When my friends, Carol and the Gernts returned (it always seemed to be with them that these things happened), I said, “Y’all aren’t going to believe what just happened.” Truer words were never spoken. “This little girl was here and she had three little ducks in her backpack.” I obviously did not learn any lessons from the big chair episode.
They just looked at me. Then someone said, “Were they sitting in a big chair?” I spent the rest of the afternoon swearing to everyone that I did see ducks in a backpack. This was in the days before cell phones with cameras, so I had no proof.
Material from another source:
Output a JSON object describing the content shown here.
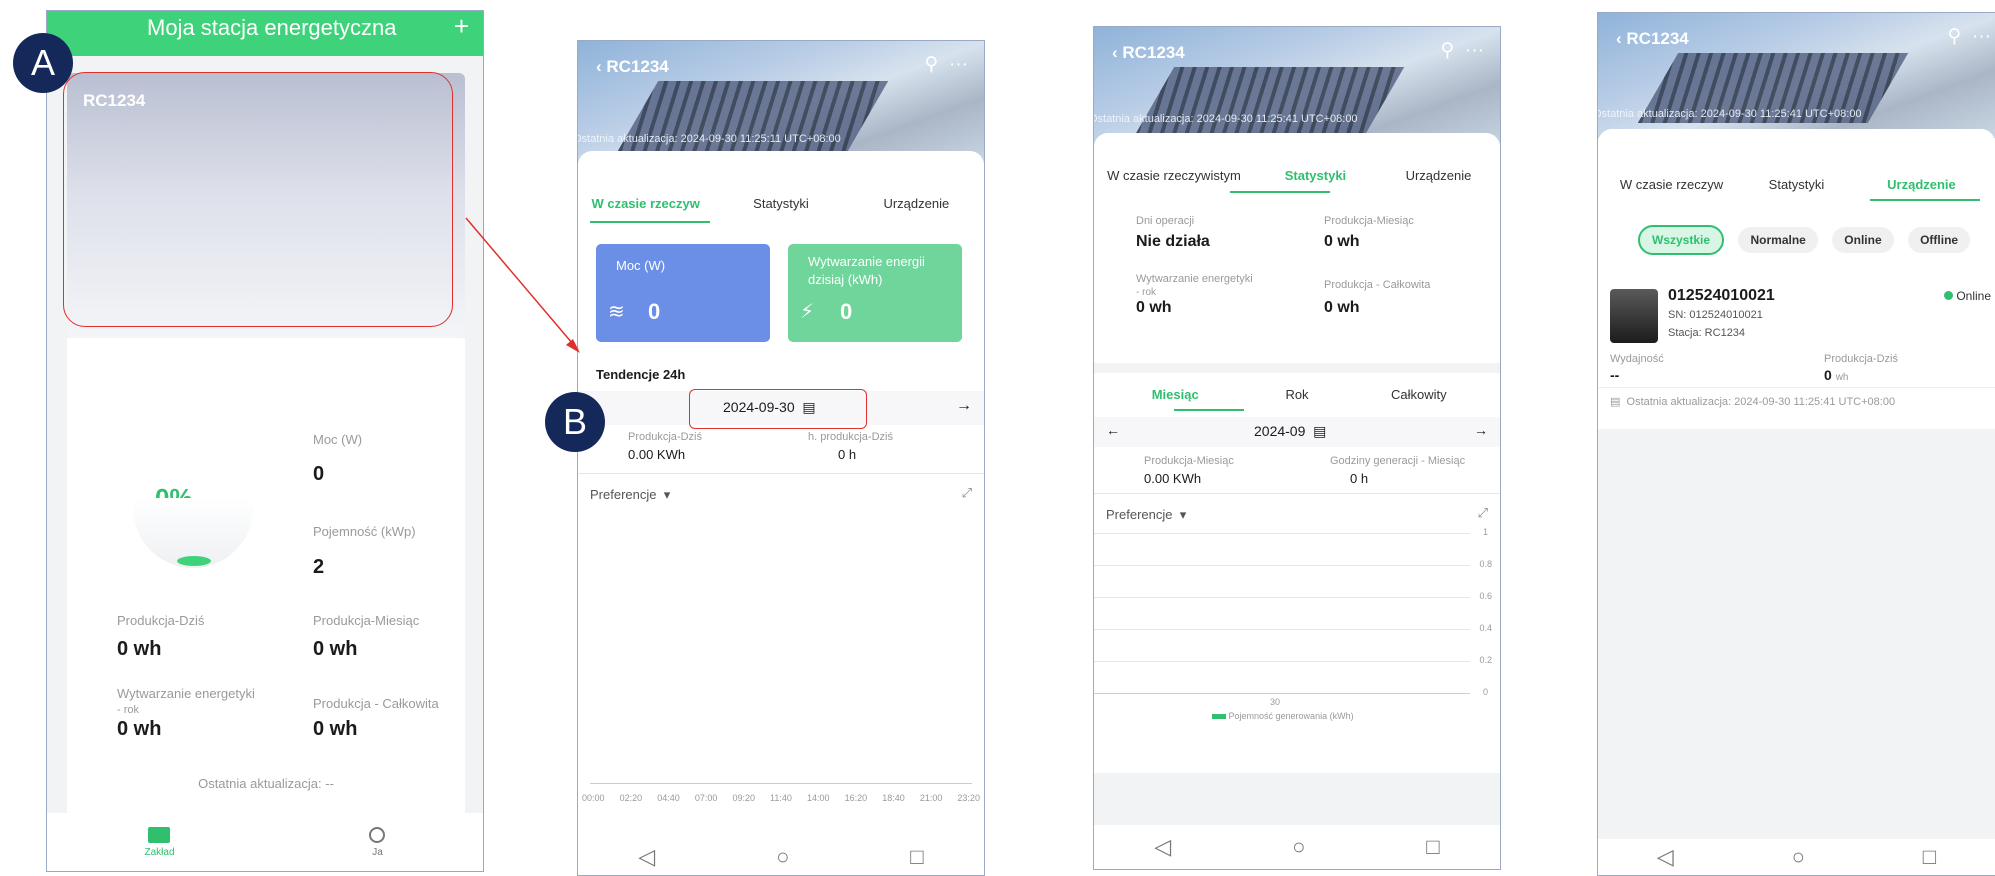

The next day, we were all at the barn, getting ready for the show, when I looked up and saw three children riding their bicycles down the street. I dropped what I was doing and ran out to wave them down. “It’s them!” I shouted. “The girl with the ducks!” They drove through the gate and got off their bicycles. “Show them your ducks,” I ordered. I was about to be vindicated.
“I don’t have them today,” she said. Talk about a letdown! She must have seen my disappointment and noticed the looks on everyone’s face because she explained, “I had them yesterday but I didn’t bring them today.”
“Sure,” said Vic. “Honey, you don’t have to try to make her believe she saw ducks.” We didn’t see the children again for the rest of the week. I don’t know where they came from or where they went. But I promise, she did have ducks in her backpack. And I believe Alice when she says they were watching hawks in the sky in front of Papa Kayjoes that day.